It’s been a few months since I last posted in this blog. As I am doing my PhD, I have been quite busy learning two things. First, since my background is chemistry, specifically crystal engineering, I have been busy transitioning towards the social sciences. There’s quite a lot of material I had to cover to be able to keep with the latest areas in Business and Innovation studies. Second, having no programming background before, I had to spend some time learning the basics. I am happy with my progress in data science with languages such as Python, R, SQL and other tools like Tableau. I will cover the pros and cons of learning programming as a social scientist and how to actually learn them efficiently in another post.

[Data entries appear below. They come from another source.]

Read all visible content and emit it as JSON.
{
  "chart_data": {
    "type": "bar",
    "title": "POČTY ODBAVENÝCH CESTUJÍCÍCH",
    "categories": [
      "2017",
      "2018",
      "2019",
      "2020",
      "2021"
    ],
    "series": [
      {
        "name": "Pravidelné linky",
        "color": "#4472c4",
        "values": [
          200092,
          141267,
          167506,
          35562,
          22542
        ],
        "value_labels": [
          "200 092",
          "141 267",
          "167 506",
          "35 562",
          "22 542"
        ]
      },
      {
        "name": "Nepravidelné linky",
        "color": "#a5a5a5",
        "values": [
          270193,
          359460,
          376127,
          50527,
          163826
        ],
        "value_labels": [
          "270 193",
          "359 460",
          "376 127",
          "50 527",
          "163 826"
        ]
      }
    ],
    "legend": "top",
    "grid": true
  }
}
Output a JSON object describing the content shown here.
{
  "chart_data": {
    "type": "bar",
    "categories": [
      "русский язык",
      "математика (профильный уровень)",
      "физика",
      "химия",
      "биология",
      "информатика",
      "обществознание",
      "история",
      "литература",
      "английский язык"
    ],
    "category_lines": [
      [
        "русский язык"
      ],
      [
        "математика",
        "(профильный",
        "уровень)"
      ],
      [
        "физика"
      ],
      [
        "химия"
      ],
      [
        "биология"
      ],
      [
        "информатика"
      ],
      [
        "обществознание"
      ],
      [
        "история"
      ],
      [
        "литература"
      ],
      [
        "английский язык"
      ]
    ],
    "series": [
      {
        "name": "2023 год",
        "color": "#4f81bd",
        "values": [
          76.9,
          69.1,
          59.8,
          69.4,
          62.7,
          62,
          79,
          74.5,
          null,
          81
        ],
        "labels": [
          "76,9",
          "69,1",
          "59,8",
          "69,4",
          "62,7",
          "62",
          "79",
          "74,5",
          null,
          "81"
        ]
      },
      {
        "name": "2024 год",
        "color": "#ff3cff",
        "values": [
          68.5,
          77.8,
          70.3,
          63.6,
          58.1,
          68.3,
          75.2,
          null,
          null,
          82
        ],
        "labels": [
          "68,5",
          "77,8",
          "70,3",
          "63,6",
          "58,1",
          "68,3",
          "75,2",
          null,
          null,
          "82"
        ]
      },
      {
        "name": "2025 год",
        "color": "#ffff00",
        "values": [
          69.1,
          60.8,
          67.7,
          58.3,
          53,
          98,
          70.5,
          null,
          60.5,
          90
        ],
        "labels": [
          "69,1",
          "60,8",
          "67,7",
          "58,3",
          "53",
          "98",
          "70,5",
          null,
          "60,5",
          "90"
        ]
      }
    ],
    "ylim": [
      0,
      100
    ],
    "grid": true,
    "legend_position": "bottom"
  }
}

For now, I just want to share a Python code I made to convert Web of Knowledge text files to a Dataframe / CSV . This is useful if you want to check each publication manually with Excel before analysis in another bibliometric software such as VosViewer and CitNetExplorer. I also provided a code to convert these back to the original Web of Knowledge format.
Update: This post is outdated. When I was starting with bibliometrics, I did not realize that you can download a CSV file directly from the Web of Science and this file can be fed directly to VosViewer and CitNetExplorer. Nonetheless, looking back, my lack of knowledge about this feature turned out to be a good thing as it pushed me to start learning seriously to program in Python.
Literature review can be a tedious process. With so many articles to read, new researchers in a field can find themselves stuck, trying to stay on top of all the readings required. In an effort to streamline the process, bibliometrics can be a powerful tool to make the article selection more efficient, adding a visual component to it.
Last November 10-11, I gave a talk on bibliometric methods at the 8th joint PhD workshop of VU Amsterdam and FH Munster. I got really great response from my talk, with people asking me to make a manual on the topic. Though I only started using bibliometrics three months ago, I found that learning the basics to be a very useful investment. In this post, I will try to create a simple manual on the basics of the method.
Benefits of Bibliometrics
Especially for researchers, here are some things you would be able to do after reading this post:
Get an overview of the important publications in your field of study
Generate a database of important researchers and institutes in your field
Visualize how your field is connected
Though there are many ways to do this, I found using the Web of Science as database and the bibliometric software VosViewer and CitiNetExplorer to have the easiest learning curve. The process generally is composed of the following steps:
Downloading the articles from the database
Generating the maps using the software
Formulating the Keywords
The first part is just the regular literature search on the Web of Science. Most scientists would be knowledgeable already on this area, having done literature search in the past. Though the basic search would usually suffice, it would be more efficient to learn how to use the advanced search with the Boolean operators.
For example, if you are researching on entrepreneurship in the Netherlands. You want to search the terms entrepreneurship and Netherlands together. At the same time, you might want to include related words like business or industry and even the words Holland and Dutch. With these in mind, your keyword search could be:
TS = ((entrepreneurship OR business OR industry) AND(Netherlands OR Holland OR Dutch))
This yielded 3,381 results as of Nov 2016. A preliminary look at the results can then be done. At this point, you can decide to reformulate the keywords or stick with the results. The good thing is that you can easily change your keywords if the list of articles fail to reflect your intended outcome.
Downloading the articles
This part is the easiest yet most tedious. The problem with the Web of Science is that you can only download 500 article data at a time. Thus, if you have 3,000 articles, then you have to repeat the saving process 6 times.
At the results page, what you want to do is click the down arrow beside ‘Save to EndNote online’ and click ‘Save to Other File Formats’
Afterwards, save the first 500 records by typing at the records space 1 to 500. Also, for the record content should be with the cited references. And finally, click send.
You will then have a text file containing information about the first 500 records.
To save the next 500, click again the down arrow and save records 501-1000, 1001-1500 and so on.
Using the Software
With the articles downloaded, it is now possible to analyze them with the software. Download CitNetExplorer. It’s just a matter of loading the text files into the program. It automatically generates a map of the most cited papers in your set of papers. This software is smart such that even if an article does not have the keywords you used, it can still be included if it is cited a lot by the papers in your database.
More importantly, it also shows the connection among these papers. Through this, one can infer how the field developed and how ideas have evolved over time. By being able to visualize how these papers are related to one another, doing literature review then becomes a little bit easier.